The assessment, in a report handed to members of the Mexican Senate on Tuesday, reflected growing Mexican frustration over political strings attached to U.S. anti-drug assistance. In particular, Green's report was prompted by the recent return to the U.S. Army of 72 Vietnam War-era helicopters that were given to Mexico for drug interdiction, but which turned out to be too old and expensive to operate.
"Our country has the solid base . . . to continue the war against drug trafficking with our own resources," she wrote.

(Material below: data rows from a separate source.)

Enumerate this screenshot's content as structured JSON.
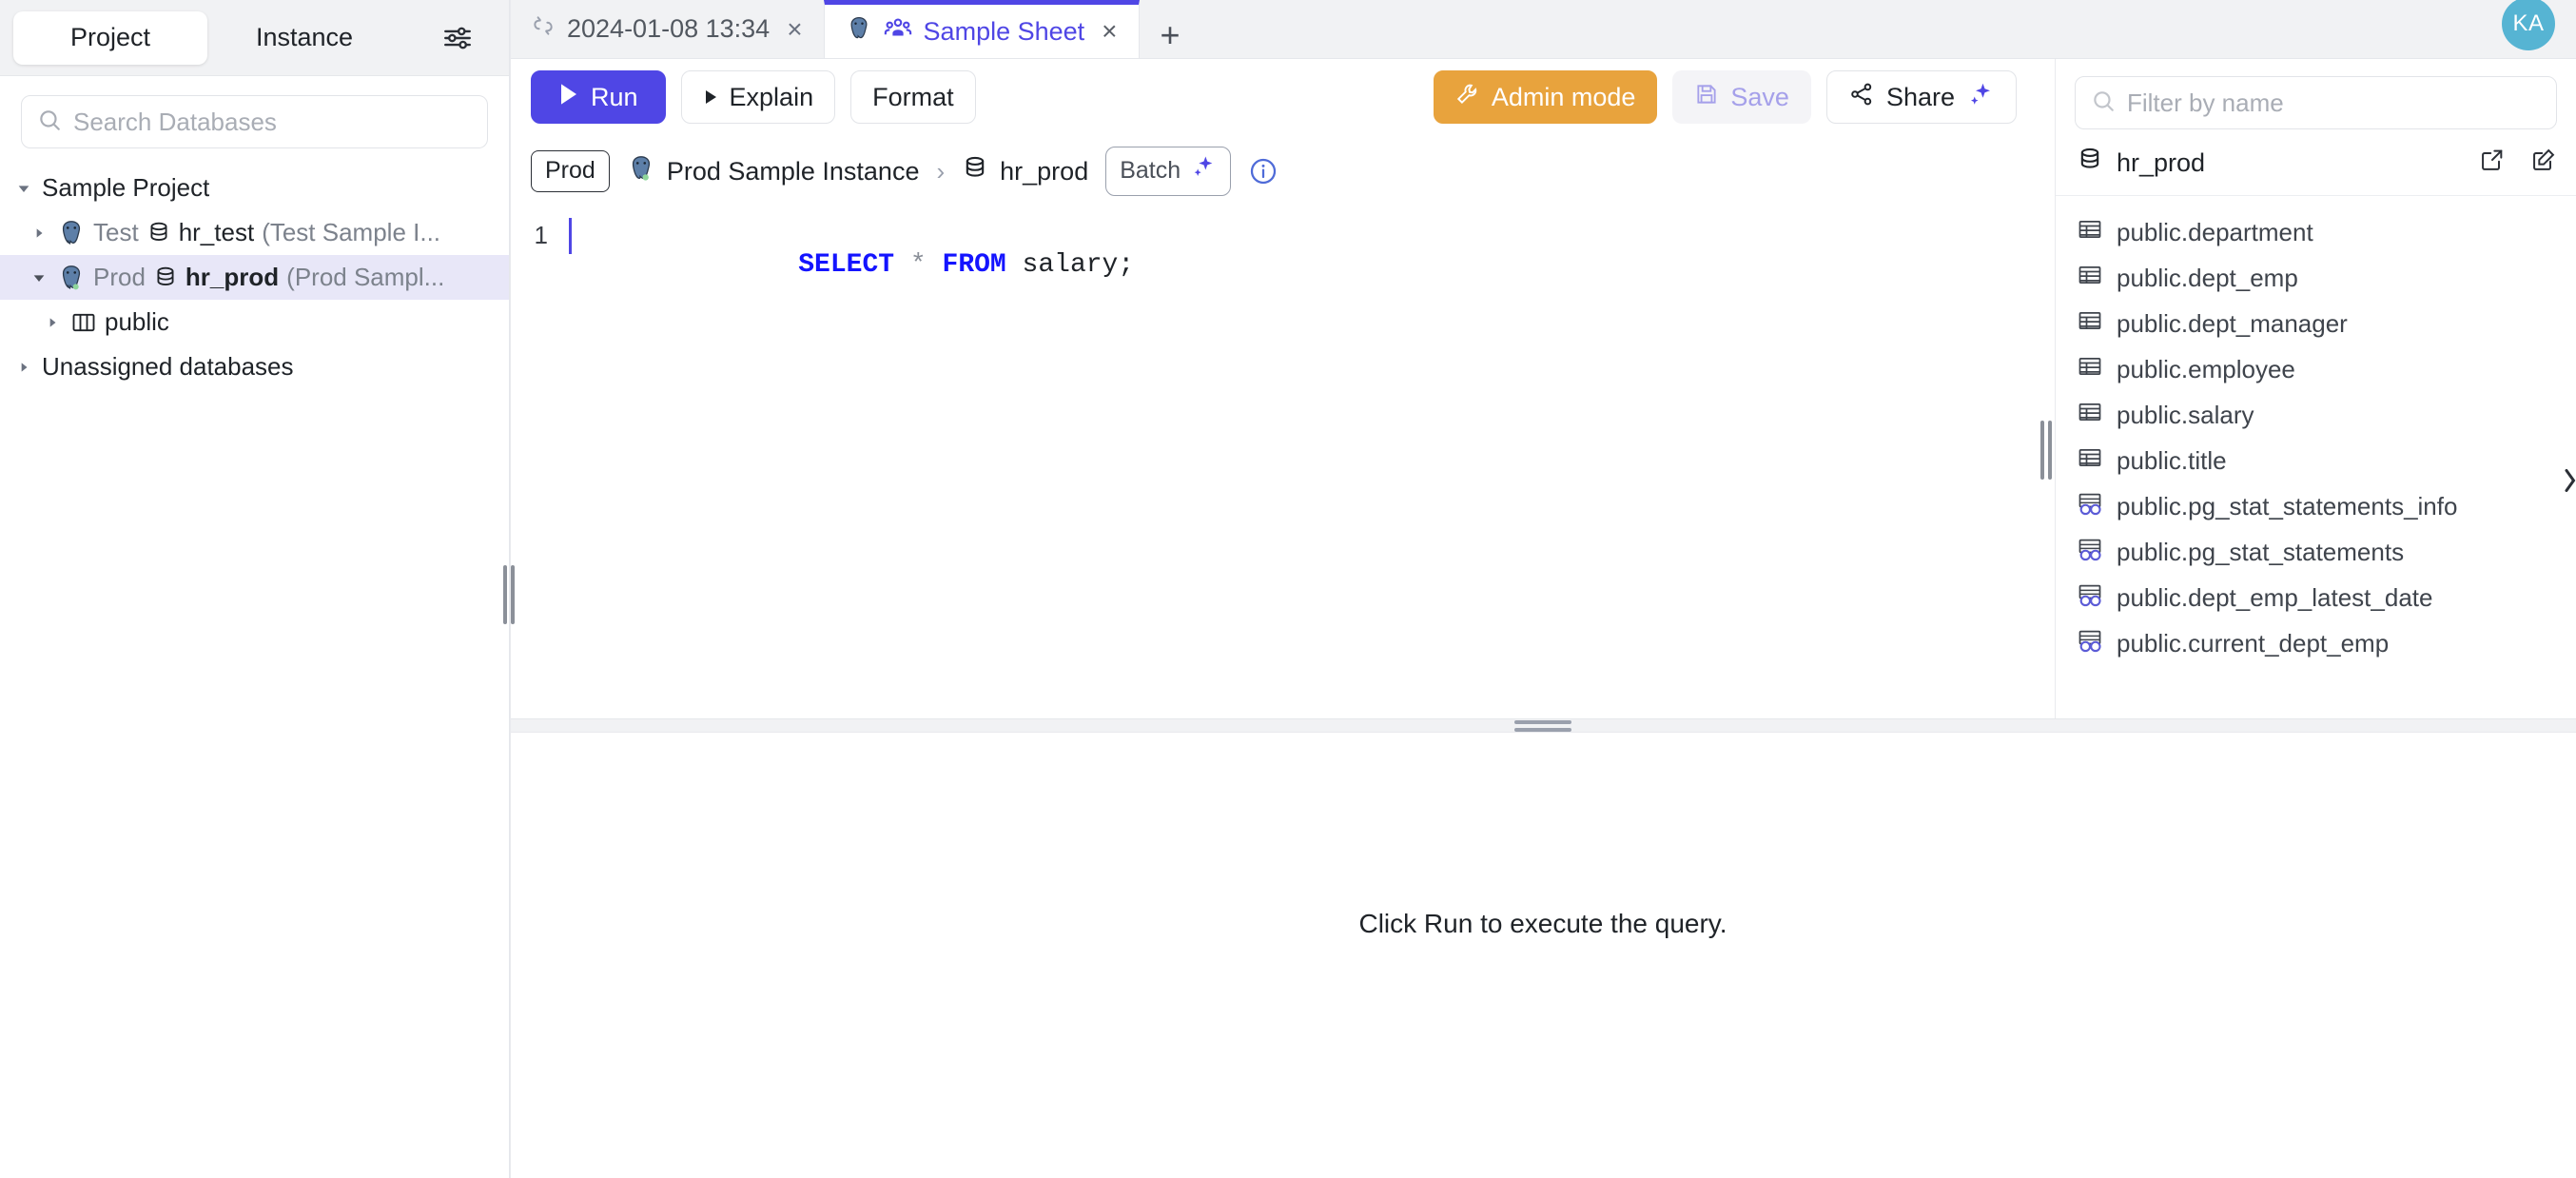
{
  "sidebar": {
    "tabs": [
      {
        "label": "Project",
        "active": true
      },
      {
        "label": "Instance",
        "active": false
      }
    ],
    "settings_icon": "sliders-icon",
    "search": {
      "placeholder": "Search Databases",
      "value": ""
    },
    "tree": [
      {
        "label": "Sample Project",
        "level": 1,
        "expanded": true,
        "type": "project"
      },
      {
        "env": "Test",
        "db": "hr_test",
        "instance": "(Test Sample I...",
        "level": 2,
        "expanded": false,
        "type": "database",
        "selected": false
      },
      {
        "env": "Prod",
        "db": "hr_prod",
        "instance": "(Prod Sampl...",
        "level": 2,
        "expanded": true,
        "type": "database",
        "selected": true
      },
      {
        "label": "public",
        "level": 3,
        "expanded": false,
        "type": "schema"
      },
      {
        "label": "Unassigned databases",
        "level": 1,
        "expanded": false,
        "type": "group"
      }
    ]
  },
  "tabbar": {
    "tabs": [
      {
        "label": "2024-01-08 13:34",
        "icon": "broken-link-icon",
        "active": false,
        "close": "×"
      },
      {
        "label": "Sample Sheet",
        "icon": "postgres-elephant-icon",
        "icon2": "people-group-icon",
        "active": true,
        "close": "×"
      }
    ],
    "new_tab": "+",
    "avatar": "KA"
  },
  "toolbar": {
    "run": "Run",
    "explain": "Explain",
    "format": "Format",
    "admin_mode": "Admin mode",
    "save": "Save",
    "share": "Share"
  },
  "context": {
    "environment": "Prod",
    "instance": "Prod Sample Instance",
    "separator": "›",
    "database": "hr_prod",
    "batch": "Batch",
    "info": "i"
  },
  "editor": {
    "line_number": "1",
    "tokens": {
      "select": "SELECT",
      "star": "*",
      "from": "FROM",
      "table": "salary;"
    },
    "full_statement": "SELECT * FROM salary;"
  },
  "schema_panel": {
    "filter": {
      "placeholder": "Filter by name",
      "value": ""
    },
    "database": "hr_prod",
    "actions": [
      "external-link-icon",
      "edit-icon"
    ],
    "items": [
      {
        "name": "public.department",
        "kind": "table"
      },
      {
        "name": "public.dept_emp",
        "kind": "table"
      },
      {
        "name": "public.dept_manager",
        "kind": "table"
      },
      {
        "name": "public.employee",
        "kind": "table"
      },
      {
        "name": "public.salary",
        "kind": "table"
      },
      {
        "name": "public.title",
        "kind": "table"
      },
      {
        "name": "public.pg_stat_statements_info",
        "kind": "view"
      },
      {
        "name": "public.pg_stat_statements",
        "kind": "view"
      },
      {
        "name": "public.dept_emp_latest_date",
        "kind": "view"
      },
      {
        "name": "public.current_dept_emp",
        "kind": "view"
      }
    ]
  },
  "results": {
    "message": "Click Run to execute the query."
  },
  "colors": {
    "accent": "#4f46e5",
    "admin": "#e8a33d",
    "avatar": "#56b4d3",
    "selected_row": "#e8e7f8",
    "keyword": "#1414ff",
    "view_icon": "#5b5bd6"
  }
}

The timing of Green's report proved embarrassing to Mexican and U.S. officials who were participating in a cabinet-level bilateral conference in Washington on drug cooperation. Responding to questions that dominated a news conference closing the meeting today, Green attempted to play down the situation, saying her report "does not mean an end of cooperation between the U.S. and Mexico in the fight against drug trafficking."
Green's report, however, was the latest example of growing Mexican resentment of U.S. intervention in Mexican law enforcement and drug policy. It was hailed in Mexico as a warning shot to the U.S. government, which will soon begin drafting its annual report card on which foreign countries should be "certified" as eager partners in fighting drug trafficking.

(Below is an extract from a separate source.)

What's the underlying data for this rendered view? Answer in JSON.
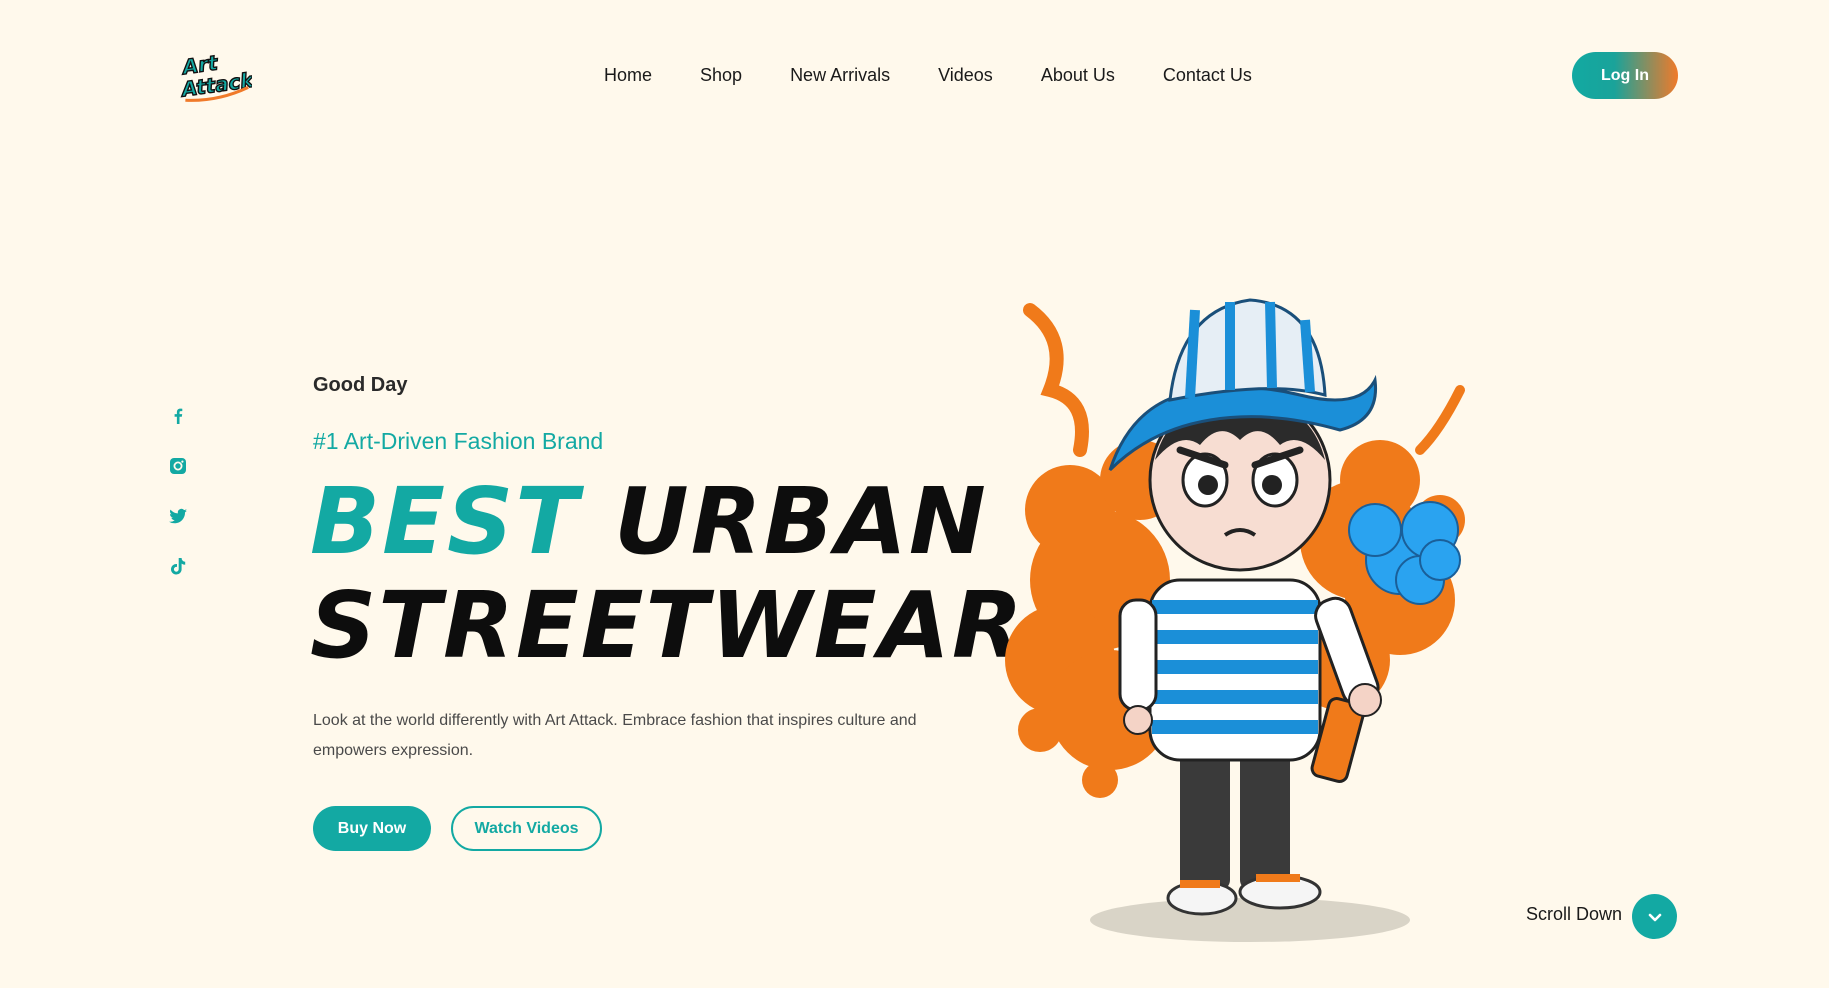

"The terms the U.S. puts on cooperation become increasingly unacceptable," said independent Mexican Sen. Adolfo Aguilar Zinser, a member of the Senate foreign relations committee that is expected to discuss the report on Thursday. "The U.S. does not create a climate of cooperation. The U.S. is like the commander in chief of a war and we are all units under their command that must do what the U.S. asks us to do."
For many Mexican officials, the helicopter embarrassment has come to epitomize the problem in U.S.-Mexico drug relations.
"I'm providing you with choppers that have a lot of problems but I've kept my part of the deal," said one senior Mexican official describing his perception of the U.S. attitude. "Now, the U.S. is asking us why we're not doing better in the drug war with something we can't use."
Mexican newspapers pounced on Green's letter describing how the Mexican military and law enforcement now have enough of their own helicopters and other equipment for drug interdiction with headlines that gave her comments an ominous interpretation.
"Mexico Will Fight the Narco Alone: Ending Military Cooperation," said the daily newspaper Reforma.